Investing in real estate can be very rewarding. It is one asset that everyone invests in at some point or the other. Like all other sectors, investing in real estate requires certain knowledge about the field in itself. Awareness of various concepts, abbreviations and policies in real estate is mandatory for the perfect deal-making. Today we go ahead and try to decipher the term “FSI”. It is an essential data of any constructed property, be it for residential or for commercial use. FSI determines the space and cost of a property. Here we attempt to understand the term more elaborately.
FSI stands for Floor Space Index, also sometimes referred to as Free Space Index and Floor Area Ratio. It simply indicates the ratio between the area of building floor to the area of the plot / property on which it is constructed. One can predict the maximum permissible floor area on which construction can take place in a particular property with the knowledge of its FSI. It also helps to determine the number of floors a building can have. FSI is not the same in every place. It is set by the government or authorities of the specific place, and hence varies from one region to the other.

One can easily determine the total built-up area with a simple calculation. If the total plot area is 1000 square metres; and the Floor Space Index (FSI) is 1, the total area on which construction can take place is 1000 square metres. The FSI keeps changing with time and place. Hence, it is not static like the other variables. There are many factors that determine the FSI of a specific place. Some of the major ones include location of the property, its size, the type of building that is to be constructed, the amenities that are to facilitate the building and so on. The FSI of a plot located in an already developed city would vary from that in a developing city, such as Bengaluru and Hyderabad.

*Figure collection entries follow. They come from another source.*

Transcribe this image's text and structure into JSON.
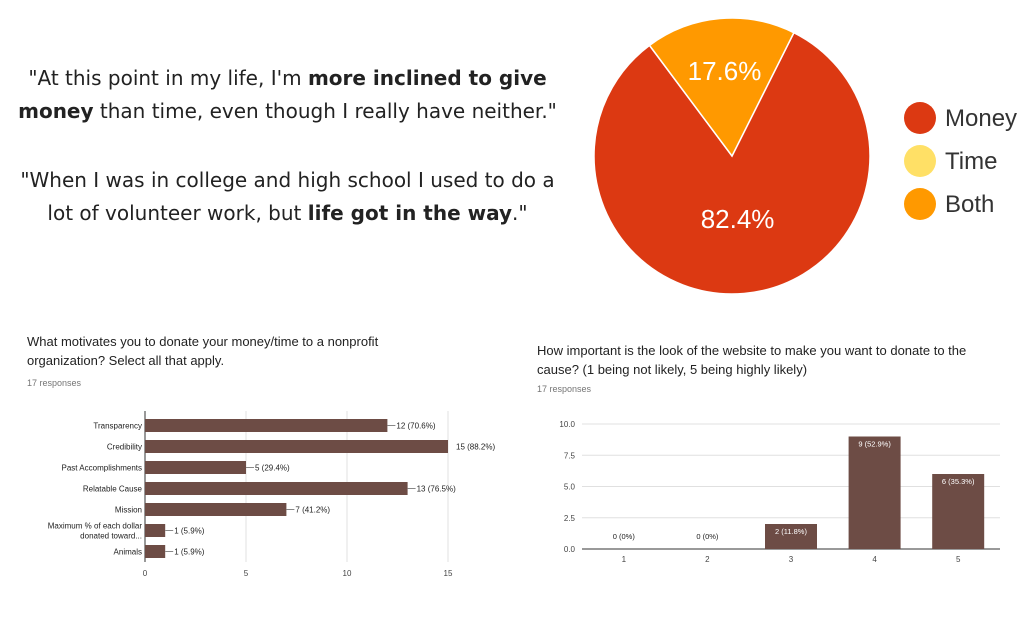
{
  "quotes": [
    {
      "parts": [
        {
          "text": "\"At this point in my life, I'm ",
          "bold": false
        },
        {
          "text": "more inclined to give money",
          "bold": true
        },
        {
          "text": " than time, even though I really have neither.\"",
          "bold": false
        }
      ]
    },
    {
      "parts": [
        {
          "text": "\"When I was in college and high school I used to do a lot of volunteer work, but ",
          "bold": false
        },
        {
          "text": "life got in the way",
          "bold": true
        },
        {
          "text": ".\"",
          "bold": false
        }
      ]
    }
  ],
  "chart_data": [
    {
      "type": "pie",
      "slices": [
        {
          "name": "Money",
          "value": 82.4,
          "label": "82.4%",
          "color": "#dc3912"
        },
        {
          "name": "Time",
          "value": 0,
          "label": "",
          "color": "#ffe066"
        },
        {
          "name": "Both",
          "value": 17.6,
          "label": "17.6%",
          "color": "#ff9900"
        }
      ],
      "legend": {
        "position": "right",
        "entries": [
          "Money",
          "Time",
          "Both"
        ]
      }
    },
    {
      "type": "bar",
      "orientation": "horizontal",
      "title": "What motivates you to donate your money/time to a nonprofit organization? Select all that apply.",
      "responses": "17 responses",
      "categories": [
        "Transparency",
        "Credibility",
        "Past Accomplishments",
        "Relatable Cause",
        "Mission",
        "Maximum % of each dollar donated toward...",
        "Animals"
      ],
      "values": [
        12,
        15,
        5,
        13,
        7,
        1,
        1
      ],
      "data_labels": [
        "12 (70.6%)",
        "15 (88.2%)",
        "5 (29.4%)",
        "13 (76.5%)",
        "7 (41.2%)",
        "1 (5.9%)",
        "1 (5.9%)"
      ],
      "xlim": [
        0,
        15
      ],
      "xticks": [
        "0",
        "5",
        "10",
        "15"
      ],
      "color": "#6d4c45"
    },
    {
      "type": "bar",
      "orientation": "vertical",
      "title": "How important is the look of the website to make you want to donate to the cause? (1 being not likely, 5 being highly likely)",
      "responses": "17 responses",
      "categories": [
        "1",
        "2",
        "3",
        "4",
        "5"
      ],
      "values": [
        0,
        0,
        2,
        9,
        6
      ],
      "data_labels": [
        "0 (0%)",
        "0 (0%)",
        "2 (11.8%)",
        "9 (52.9%)",
        "6 (35.3%)"
      ],
      "ylim": [
        0,
        10
      ],
      "yticks": [
        "0.0",
        "2.5",
        "5.0",
        "7.5",
        "10.0"
      ],
      "color": "#6d4c45"
    }
  ]
}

Floor Space Index indicates the market value and demand of a property. FSI is regulated by authorities as per the need for development in the particular area and the price of the land. Mostly local government bodies determine the FSI of the area it is responsible for. This is however, not a fixed criteria. If any developer wants to go over the fixed FSI limit, they can seek permission by the authorities. In that case they have to pay an additional fee. This scenario of extending the referred FSI with the payment of additional fees is known as Premium FSI.
Indian cities with the highest FSI include Ahmedabad, Bengaluru, Delhi, Gurgaon, Hyderabad, Mumbai, Noida and Pune. The reason behind this is the enormous demand of property in these cities. Good infrastructure, presence of employment hubs, well-established connectivity and so many other criterias come into play here. Property is a big-time investment and a lifelong asset. Only adequate knowledge can favour a good investment. FSI will always be an essential component of property planning and buying. It is hence a necessity for us all to be aware of this small yet important piece of detail.